There's no simple way to enlarge text across the board and not also affect the scaling. Worse, if you change the size without the app or system knowing, menus and labels will collide and clip. Smart apps know that you have 5k resolution and that the UI is scaled up and still draw fonts and lines crisply so the down side to reducing “resolution” is mitigated and in some cases eliminated letting you use resolution as a proxy for default font size.
Apple glosses over this distinction in the technical details behind this in the user guide, but adjusted the resolution of your primary display is the biggest lever you have to manage text size globally.
Set the resolution for your primary display
1. On your Mac, choose Apple menu > System Preferences, click Displays, then click Display.
2. Select Scaled, then select one of the options.

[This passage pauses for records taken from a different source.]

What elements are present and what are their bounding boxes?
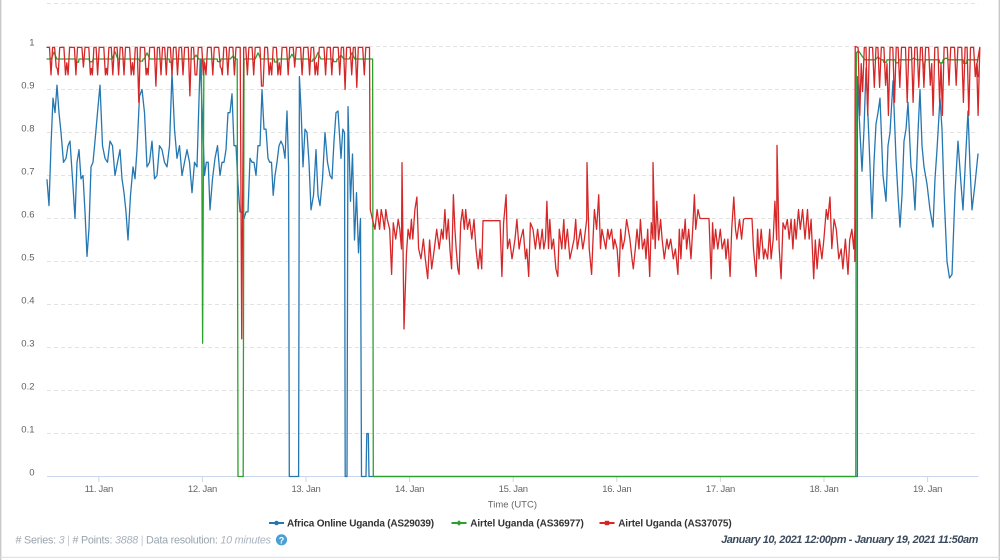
svg-text:17. Jan: 17. Jan [706,484,735,495]
svg-text:16. Jan: 16. Jan [602,484,631,495]
svg-text:11. Jan: 11. Jan [85,484,113,495]
svg-text:19. Jan: 19. Jan [913,484,942,495]
svg-text:?: ? [279,535,285,545]
svg-text:13. Jan: 13. Jan [291,484,320,495]
svg-text:0.2: 0.2 [21,381,34,392]
svg-text:Airtel Uganda (AS37075): Airtel Uganda (AS37075) [618,518,731,529]
svg-text:January 10, 2021 12:00pm - Jan: January 10, 2021 12:00pm - January 19, 2… [721,534,979,546]
svg-text:0.7: 0.7 [21,166,34,177]
svg-text:0.3: 0.3 [21,338,34,349]
svg-text:Airtel Uganda (AS36977): Airtel Uganda (AS36977) [470,518,583,529]
svg-text:0.1: 0.1 [21,424,34,435]
svg-text:0.5: 0.5 [21,252,34,263]
svg-text:15. Jan: 15. Jan [499,484,528,495]
svg-text:1: 1 [29,37,34,48]
svg-text:Africa Online Uganda (AS29039): Africa Online Uganda (AS29039) [287,518,434,529]
svg-text:# Series: 3 | # Points: 3888 |: # Series: 3 | # Points: 3888 | Data reso… [16,535,272,547]
svg-text:0.8: 0.8 [21,123,34,134]
svg-text:Time (UTC): Time (UTC) [488,500,537,511]
svg-text:12. Jan: 12. Jan [188,484,217,495]
svg-text:0.9: 0.9 [21,80,34,91]
svg-text:0.6: 0.6 [21,209,34,220]
svg-text:14. Jan: 14. Jan [395,484,424,495]
svg-text:0: 0 [29,467,34,478]
svg-text:18. Jan: 18. Jan [809,484,838,495]
svg-text:0.4: 0.4 [21,295,34,306]
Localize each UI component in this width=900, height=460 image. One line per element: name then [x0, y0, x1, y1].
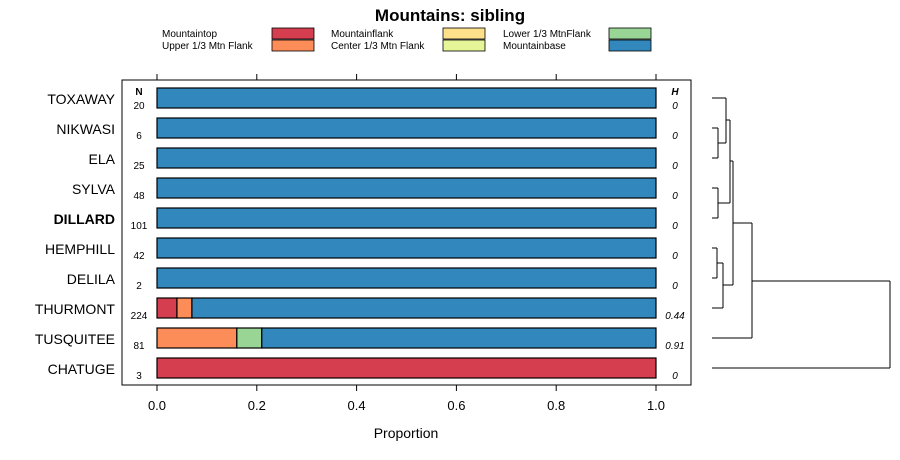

Next once you are happy with the size of the UI (dock / menu bar, etc...) and observe that other elements like lines, fonts, gradients are rendered with higher fidelity than the “resolution” allows, then go to the Accessability features to set system wide zoom and hover text. These further boost apps that aren’t on board with taking hints from the resolution and to convince yourself of quality of the rendering.
Lastly, you might want or need to make changes on an app by app basis for apps that don’t follow Apple’s system wide visibility and font sizing controls. As mentioned in the comments - the raw resolution never changes and the controls "hint" at what factor and detail to draw major aspects. Some apps respect this well, others you will need to use the zoom controls and hope they persist your adjustments across documents and when you quit those apps.
- Safari uses zoom well and persists it per tab/window well.
- Terminal app also uses zoom well and persists it per tab/window/shell well.
In addition to app specific zooming, Accessibility has a system zoom that is very responsive and powerful if you need to keep all the UI super detailed / small and zoom in on areas from time to time or semi-permanently to get larger view on apps that don't scale well to full retina resolution.